How much would it cost to have a taxidermist do it professionally if I were to go down that road?


----------



## katorade (Sep 23, 2007)

Professionally.
$40-$70 For fan and beard mount

$500-650 for full body roughly.


----------



## utahbigbull (May 9, 2012)

Doing just a plaque mount? That is super EASY!!! All you need is a little borax, and a plaque kit. The have some that are butt ugly, some that are nice, price is according with that. Cut the fan off at the joint, cover the fleshy part remaining with Borax and pin it to a piece of cardboard and let dry for several weeks. Do the same with the little flesh remaining to the beard. Cut the spurs off, strip the leg scales, blow out the bone marrow and wash / dry the bone off.


----------



## lifes short (Sep 11, 2013)

If you like to do things yourself a tail fan is a perfect project.
http://www.vandykestaxidermy.com/Turkey-Tail-and-Beard-Kits-C19.aspx
check out the how to links on this page.


----------



## TEX-O-BOB (Sep 12, 2007)

$40-$70 would be low-ball pricing...


----------



## JLP (Dec 3, 2013)

Cut tail off at 2 or 3 layers in. Then wire brush fleshy part of feather butts. Wash in dawn soap dry with shop vac on blow. Then borax the fleshy feather butts spread fan out hot glue or bondo into place put on plaque done and done easy 20 min tops.


----------



## Longgun (Sep 7, 2007)

presentation worthy in 20 min?


have any ocean front property to sell by chance?


----------



## Longgun (Sep 7, 2007)

This sure as heck didnt take twenty minutes:


----------



## Jeff Bringhurst (May 20, 2009)

sknabnoj said:


> I'm just wondering if it would be worth trying to mount my own fan and beard (assuming I'm able to harvest a turkey). If so, any good tutorials or steps you suggest?
> 
> How much would it cost to have a taxidermist do it professionally if I were to go down that road?

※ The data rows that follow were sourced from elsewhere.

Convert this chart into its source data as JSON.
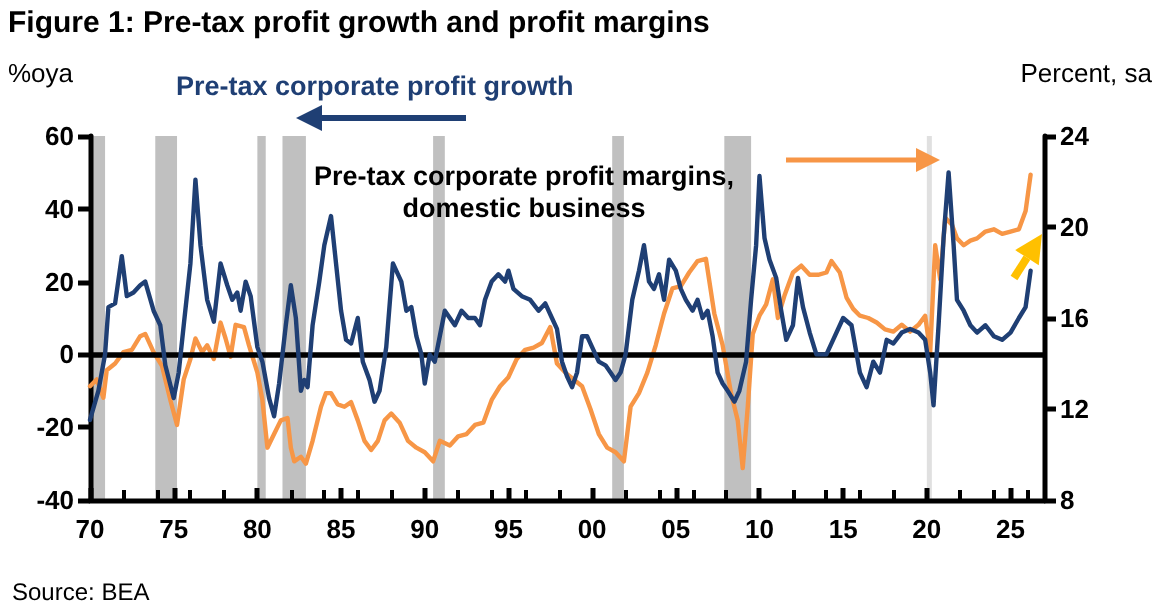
{
  "chart_data": {
    "type": "line",
    "title": "Figure 1: Pre-tax profit growth and profit margins",
    "ylabel": "%oya",
    "y2label": "Percent, sa",
    "annotations": [
      "Source: BEA"
    ],
    "x": [
      1970.0,
      1970.5,
      1970.9,
      1971.1,
      1971.5,
      1971.9,
      1972.2,
      1972.6,
      1973.0,
      1973.3,
      1973.8,
      1974.2,
      1974.5,
      1975.0,
      1975.3,
      1975.6,
      1976.0,
      1976.3,
      1976.6,
      1977.0,
      1977.4,
      1977.8,
      1978.2,
      1978.5,
      1978.8,
      1979.0,
      1979.3,
      1979.6,
      1980.0,
      1980.3,
      1980.7,
      1981.0,
      1981.3,
      1981.7,
      1982.0,
      1982.3,
      1982.6,
      1982.8,
      1983.0,
      1983.3,
      1983.7,
      1984.0,
      1984.4,
      1984.7,
      1985.0,
      1985.3,
      1985.6,
      1986.0,
      1986.3,
      1986.7,
      1987.0,
      1987.3,
      1987.7,
      1988.1,
      1988.6,
      1988.9,
      1989.2,
      1989.5,
      1989.8,
      1990.0,
      1990.3,
      1990.6,
      1990.9,
      1991.2,
      1991.5,
      1991.8,
      1992.2,
      1992.6,
      1993.0,
      1993.3,
      1993.6,
      1994.0,
      1994.4,
      1994.8,
      1995.0,
      1995.3,
      1995.8,
      1996.3,
      1996.8,
      1997.2,
      1997.6,
      1997.9,
      1998.2,
      1998.5,
      1998.8,
      1999.1,
      1999.4,
      1999.7,
      2000.0,
      2000.4,
      2000.8,
      2001.1,
      2001.4,
      2001.7,
      2002.0,
      2002.4,
      2002.8,
      2003.1,
      2003.4,
      2003.7,
      2004.0,
      2004.3,
      2004.6,
      2005.0,
      2005.3,
      2005.6,
      2006.0,
      2006.3,
      2006.6,
      2006.9,
      2007.2,
      2007.5,
      2007.8,
      2008.1,
      2008.5,
      2008.8,
      2009.2,
      2009.5,
      2009.8,
      2010.0,
      2010.3,
      2010.6,
      2011.0,
      2011.3,
      2011.6,
      2012.0,
      2012.3,
      2012.6,
      2013.0,
      2013.4,
      2014.0,
      2014.4,
      2015.0,
      2015.5,
      2016.0,
      2016.4,
      2016.8,
      2017.2,
      2017.6,
      2018.0,
      2018.5,
      2019.0,
      2019.5,
      2019.9,
      2020.2,
      2020.4,
      2020.7,
      2021.0,
      2021.3,
      2021.6,
      2021.8,
      2022.2,
      2022.6,
      2023.0,
      2023.5,
      2024.0,
      2024.5,
      2025.0,
      2025.5,
      2025.9,
      2026.2
    ],
    "series": [
      {
        "name": "Pre-tax corporate profit growth",
        "color": "#1f3f74",
        "values": [
          -18,
          -10,
          0,
          13,
          14,
          27,
          16,
          17,
          19,
          20,
          12,
          8,
          -3,
          -12,
          -5,
          8,
          25,
          48,
          30,
          15,
          9,
          25,
          19,
          15,
          17,
          12,
          20,
          16,
          2,
          -2,
          -12,
          -17,
          -8,
          8,
          19,
          10,
          -10,
          -7,
          -9,
          8,
          20,
          30,
          38,
          25,
          12,
          4,
          3,
          10,
          -2,
          -7,
          -13,
          -10,
          2,
          25,
          20,
          12,
          13,
          5,
          0,
          -8,
          0,
          -2,
          5,
          12,
          10,
          8,
          12,
          10,
          10,
          8,
          15,
          20,
          22,
          20,
          23,
          18,
          16,
          15,
          12,
          14,
          10,
          7,
          -2,
          -6,
          -9,
          -5,
          5,
          5,
          2,
          -2,
          -3,
          -5,
          -7,
          -5,
          0,
          15,
          23,
          30,
          20,
          18,
          22,
          15,
          26,
          23,
          18,
          15,
          12,
          15,
          10,
          12,
          5,
          -5,
          -8,
          -10,
          -13,
          -10,
          -2,
          15,
          30,
          49,
          32,
          26,
          21,
          12,
          4,
          8,
          21,
          13,
          6,
          0,
          0,
          4,
          10,
          8,
          -5,
          -9,
          -2,
          -5,
          4,
          3,
          6,
          7,
          6,
          4,
          -5,
          -14,
          8,
          32,
          50,
          30,
          15,
          12,
          8,
          6,
          8,
          5,
          4,
          6,
          10,
          13,
          23
        ]
      },
      {
        "name": "Pre-tax corporate profit margins,\ndomestic business",
        "color": "#f79646",
        "axis": "y2",
        "x": [
          1970.0,
          1970.4,
          1970.8,
          1971.0,
          1971.5,
          1972.0,
          1972.5,
          1973.0,
          1973.3,
          1973.8,
          1974.3,
          1974.8,
          1975.2,
          1975.6,
          1976.0,
          1976.3,
          1976.7,
          1977.0,
          1977.4,
          1977.8,
          1978.1,
          1978.4,
          1978.7,
          1979.2,
          1979.5,
          1980.0,
          1980.3,
          1980.6,
          1981.0,
          1981.4,
          1981.8,
          1982.0,
          1982.2,
          1982.6,
          1982.9,
          1983.3,
          1983.8,
          1984.1,
          1984.4,
          1984.8,
          1985.2,
          1985.6,
          1986.0,
          1986.4,
          1986.8,
          1987.2,
          1987.6,
          1988.0,
          1988.5,
          1989.0,
          1989.5,
          1990.0,
          1990.5,
          1990.9,
          1991.5,
          1992.0,
          1992.5,
          1993.0,
          1993.5,
          1994.0,
          1994.5,
          1995.0,
          1995.5,
          1996.0,
          1996.5,
          1997.0,
          1997.5,
          1997.9,
          1998.4,
          1998.9,
          1999.4,
          1999.9,
          2000.4,
          2000.9,
          2001.4,
          2001.9,
          2002.3,
          2002.8,
          2003.3,
          2003.8,
          2004.3,
          2004.8,
          2005.3,
          2005.8,
          2006.3,
          2006.8,
          2007.3,
          2007.8,
          2008.3,
          2008.7,
          2009.0,
          2009.3,
          2009.6,
          2010.0,
          2010.4,
          2010.8,
          2011.1,
          2011.5,
          2012.0,
          2012.5,
          2013.0,
          2013.5,
          2014.0,
          2014.3,
          2014.8,
          2015.2,
          2015.6,
          2016.0,
          2016.5,
          2017.0,
          2017.5,
          2018.0,
          2018.5,
          2019.0,
          2019.5,
          2019.9,
          2020.2,
          2020.5,
          2020.8,
          2021.1,
          2021.5,
          2021.8,
          2022.2,
          2022.6,
          2023.0,
          2023.5,
          2024.0,
          2024.5,
          2025.0,
          2025.5,
          2025.9,
          2026.2
        ],
        "values": [
          13.0,
          13.3,
          12.5,
          13.7,
          14.0,
          14.5,
          14.6,
          15.2,
          15.3,
          14.5,
          13.9,
          12.4,
          11.3,
          13.3,
          14.2,
          15.1,
          14.5,
          14.8,
          14.2,
          15.8,
          15.1,
          14.3,
          15.7,
          15.6,
          14.8,
          13.6,
          12.4,
          10.3,
          10.9,
          11.5,
          11.6,
          10.3,
          9.7,
          9.9,
          9.6,
          10.6,
          12.1,
          12.7,
          12.7,
          12.2,
          12.1,
          12.3,
          11.5,
          10.6,
          10.2,
          10.6,
          11.5,
          11.8,
          11.4,
          10.6,
          10.3,
          10.1,
          9.7,
          10.6,
          10.4,
          10.8,
          10.9,
          11.3,
          11.4,
          12.4,
          13.0,
          13.4,
          14.2,
          14.6,
          14.7,
          14.9,
          15.6,
          14.0,
          13.6,
          13.3,
          13.0,
          12.0,
          10.9,
          10.3,
          10.1,
          9.7,
          12.1,
          12.7,
          13.6,
          14.8,
          16.2,
          17.3,
          17.4,
          18.0,
          18.5,
          18.6,
          16.2,
          14.8,
          12.7,
          11.5,
          9.4,
          12.1,
          15.3,
          16.1,
          16.6,
          17.7,
          16.0,
          17.0,
          18.0,
          18.3,
          17.9,
          17.9,
          18.0,
          18.5,
          18.0,
          16.9,
          16.4,
          16.1,
          16.0,
          15.8,
          15.5,
          15.4,
          15.7,
          15.4,
          15.7,
          16.1,
          14.5,
          19.2,
          17.7,
          20.4,
          20.1,
          19.5,
          19.2,
          19.4,
          19.5,
          19.8,
          19.9,
          19.7,
          19.8,
          19.9,
          20.7,
          22.3
        ]
      }
    ],
    "xlim": [
      1970,
      2027
    ],
    "xticks": [
      {
        "value": 1970,
        "label": "70"
      },
      {
        "value": 1975,
        "label": "75"
      },
      {
        "value": 1980,
        "label": "80"
      },
      {
        "value": 1985,
        "label": "85"
      },
      {
        "value": 1990,
        "label": "90"
      },
      {
        "value": 1995,
        "label": "95"
      },
      {
        "value": 2000,
        "label": "00"
      },
      {
        "value": 2005,
        "label": "05"
      },
      {
        "value": 2010,
        "label": "10"
      },
      {
        "value": 2015,
        "label": "15"
      },
      {
        "value": 2020,
        "label": "20"
      },
      {
        "value": 2025,
        "label": "25"
      }
    ],
    "ylim": [
      -40,
      60
    ],
    "yticks": [
      -40,
      -20,
      0,
      20,
      40,
      60
    ],
    "y2lim": [
      8,
      24
    ],
    "y2ticks": [
      8,
      12,
      16,
      20,
      24
    ],
    "bands": [
      {
        "axis": "x",
        "from": 1970.0,
        "to": 1970.9,
        "color": "#c0c0c0"
      },
      {
        "axis": "x",
        "from": 1973.9,
        "to": 1975.2,
        "color": "#c0c0c0"
      },
      {
        "axis": "x",
        "from": 1980.0,
        "to": 1980.5,
        "color": "#c0c0c0"
      },
      {
        "axis": "x",
        "from": 1981.5,
        "to": 1982.9,
        "color": "#c0c0c0"
      },
      {
        "axis": "x",
        "from": 1990.5,
        "to": 1991.2,
        "color": "#c0c0c0"
      },
      {
        "axis": "x",
        "from": 2001.2,
        "to": 2001.9,
        "color": "#c0c0c0"
      },
      {
        "axis": "x",
        "from": 2007.9,
        "to": 2009.5,
        "color": "#c0c0c0"
      },
      {
        "axis": "x",
        "from": 2020.0,
        "to": 2020.3,
        "color": "#e0e0e0"
      }
    ],
    "ref_lines": [
      {
        "axis": "y",
        "value": 0,
        "color": "#000000"
      }
    ],
    "grid": false,
    "legend": "top",
    "marker": "none",
    "line_style": "solid"
  }
}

I did mine on my own this year. It took a couple weeks and I found some good tutorials along with some advise from one of our local taxidermist. I bought a fan mount plate off of Amazon for $15.00.

If you really want a trophy to hang on the wall, take it to a taxidermist.


----------



## JLP (Dec 3, 2013)

this fan was done in 20 mins. No it's not on a panel yet. And the bondo still needs to be sanded down to if on the panel so I guess your right.


----------